The third-place finisher in the 2001 election says the city attorney is not qualified because his State Bar membership had become inactive.

February 10, 2004|Patrick McGreevy and Jessica Garrison | Times Staff Writers

A candidate in the 2001 election filed a federal lawsuit Monday seeking to remove Los Angeles City Atty. Rocky Delgadillo from office and have her named to the post, alleging Delgadillo is not qualified to hold the position because he allowed his State Bar membership to become inactive.

Los Angeles County Deputy Dist. Atty. Lea Purwin D'Agostino, who placed third in the 2001 election for city attorney, alleged in the lawsuit that second-place finisher Michael Feuer also was not qualified to hold the office because he too allowed his State Bar membership to go on inactive status in the years before the contest.

In her lawsuit, D'Agostino seeks an injunction removing Delgadillo and ordering the City Council to certify her as the city attorney.

"Ms. D'Agostino's federal rights to due process have been violated," said her attorney, Stephen Yagman, who has successfully sued the city numerous times over the years on behalf of clients alleging police abuse.

Delgadillo disputes the contention that he is not legally qualified to hold office. "He was admitted to the State Bar in 1986 and he has been qualified to serve as the city attorney of Los Angeles," said Eric Moses, a spokesman for Delgadillo.

The lawsuit alleges that Delgadillo committed perjury when he signed a declaration of compliance with a requirement that candidates for city attorney "must be qualified to practice in all courts in the state and must have been so qualified for at least five years preceding his or her election."

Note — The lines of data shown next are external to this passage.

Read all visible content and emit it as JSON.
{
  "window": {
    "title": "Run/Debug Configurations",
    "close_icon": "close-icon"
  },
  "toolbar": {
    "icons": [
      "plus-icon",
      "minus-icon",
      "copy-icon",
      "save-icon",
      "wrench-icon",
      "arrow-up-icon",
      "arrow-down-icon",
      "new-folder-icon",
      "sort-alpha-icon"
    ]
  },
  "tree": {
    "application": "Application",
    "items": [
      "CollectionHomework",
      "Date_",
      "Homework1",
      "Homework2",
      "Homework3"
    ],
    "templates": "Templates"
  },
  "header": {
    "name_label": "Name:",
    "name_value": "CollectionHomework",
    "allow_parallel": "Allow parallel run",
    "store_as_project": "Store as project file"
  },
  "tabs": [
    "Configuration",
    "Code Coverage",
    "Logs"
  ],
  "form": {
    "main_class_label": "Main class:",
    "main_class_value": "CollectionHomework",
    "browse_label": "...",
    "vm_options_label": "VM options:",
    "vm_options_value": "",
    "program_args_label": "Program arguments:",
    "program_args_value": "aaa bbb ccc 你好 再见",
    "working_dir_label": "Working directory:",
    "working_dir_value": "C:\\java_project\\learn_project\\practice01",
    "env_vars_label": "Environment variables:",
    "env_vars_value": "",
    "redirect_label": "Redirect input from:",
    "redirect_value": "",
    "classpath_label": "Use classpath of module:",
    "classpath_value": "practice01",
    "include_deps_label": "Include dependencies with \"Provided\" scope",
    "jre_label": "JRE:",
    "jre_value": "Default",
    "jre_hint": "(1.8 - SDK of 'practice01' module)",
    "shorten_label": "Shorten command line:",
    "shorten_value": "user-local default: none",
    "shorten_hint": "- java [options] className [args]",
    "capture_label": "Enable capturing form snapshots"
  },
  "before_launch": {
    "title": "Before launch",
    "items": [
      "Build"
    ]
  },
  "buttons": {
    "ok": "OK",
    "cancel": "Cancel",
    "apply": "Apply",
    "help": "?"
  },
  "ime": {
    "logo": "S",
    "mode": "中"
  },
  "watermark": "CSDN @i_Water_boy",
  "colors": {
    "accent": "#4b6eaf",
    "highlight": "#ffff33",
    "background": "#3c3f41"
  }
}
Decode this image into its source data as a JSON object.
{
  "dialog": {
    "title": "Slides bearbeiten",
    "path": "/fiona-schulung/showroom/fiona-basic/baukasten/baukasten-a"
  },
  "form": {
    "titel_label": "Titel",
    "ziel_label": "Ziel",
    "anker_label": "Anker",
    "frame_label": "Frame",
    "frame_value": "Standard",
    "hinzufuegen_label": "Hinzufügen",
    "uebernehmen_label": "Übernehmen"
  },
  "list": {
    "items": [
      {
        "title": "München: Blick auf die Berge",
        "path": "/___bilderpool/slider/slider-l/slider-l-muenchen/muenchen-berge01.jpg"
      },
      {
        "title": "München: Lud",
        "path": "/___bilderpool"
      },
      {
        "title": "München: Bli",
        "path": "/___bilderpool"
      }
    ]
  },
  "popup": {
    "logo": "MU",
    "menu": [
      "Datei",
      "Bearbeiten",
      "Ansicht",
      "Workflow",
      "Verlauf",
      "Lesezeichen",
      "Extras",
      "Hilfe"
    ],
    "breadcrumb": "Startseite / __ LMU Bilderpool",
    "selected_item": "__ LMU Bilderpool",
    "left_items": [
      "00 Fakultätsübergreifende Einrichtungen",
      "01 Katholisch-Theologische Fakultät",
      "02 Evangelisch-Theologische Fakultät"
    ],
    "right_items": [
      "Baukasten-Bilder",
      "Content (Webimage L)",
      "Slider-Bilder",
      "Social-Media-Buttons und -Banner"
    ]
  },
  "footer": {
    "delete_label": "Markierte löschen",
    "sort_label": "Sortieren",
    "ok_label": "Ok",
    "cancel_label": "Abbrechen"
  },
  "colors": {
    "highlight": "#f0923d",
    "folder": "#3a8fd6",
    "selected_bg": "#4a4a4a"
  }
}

Delgadillo allowed his State Bar membership to go on inactive status from 1995 to 1999.

The lawsuit cites a section of the California Business and Professions Code that says, "No person shall practice law in California unless that person is an active member of the State Bar." Practicing law in any court without being an active member of the State Bar is a misdemeanor and constitutes contempt of court, the lawsuit states.

"He intended others to rely on his intentional and false representation, he falsely certified he was qualified to hold that office, and others did rely on his false representation to their detriment, and to the detriment of [D'Agostino]," the lawsuit states.

Although D'Agostino has suggested in the past that the state attorney general should render a legal opinion on the matter, Yagman said he decided to sue in federal court because D'Agostino's rights under the U.S. Constitution are at stake.

In addition to the permanent injunction removing Delgadillo from office, D'Agostino is seeking a temporary restraining order preventing him from acting as city attorney until the issue is settled.

Moses noted that judges have rejected requests by the public defender's office to dismiss more than 1,000 cases on grounds that Delgadillo is not legally qualified to file the cases. The judges have determined that theirs is not the right venue for deciding the matter on its merits.

The public defender's office believes the trial court should rule on the merits of its requests to dismiss the cases, and plans to pursue the issue with the appellate department of Los Angeles County Superior Court this week, said John Vacca, acting assistant public defender.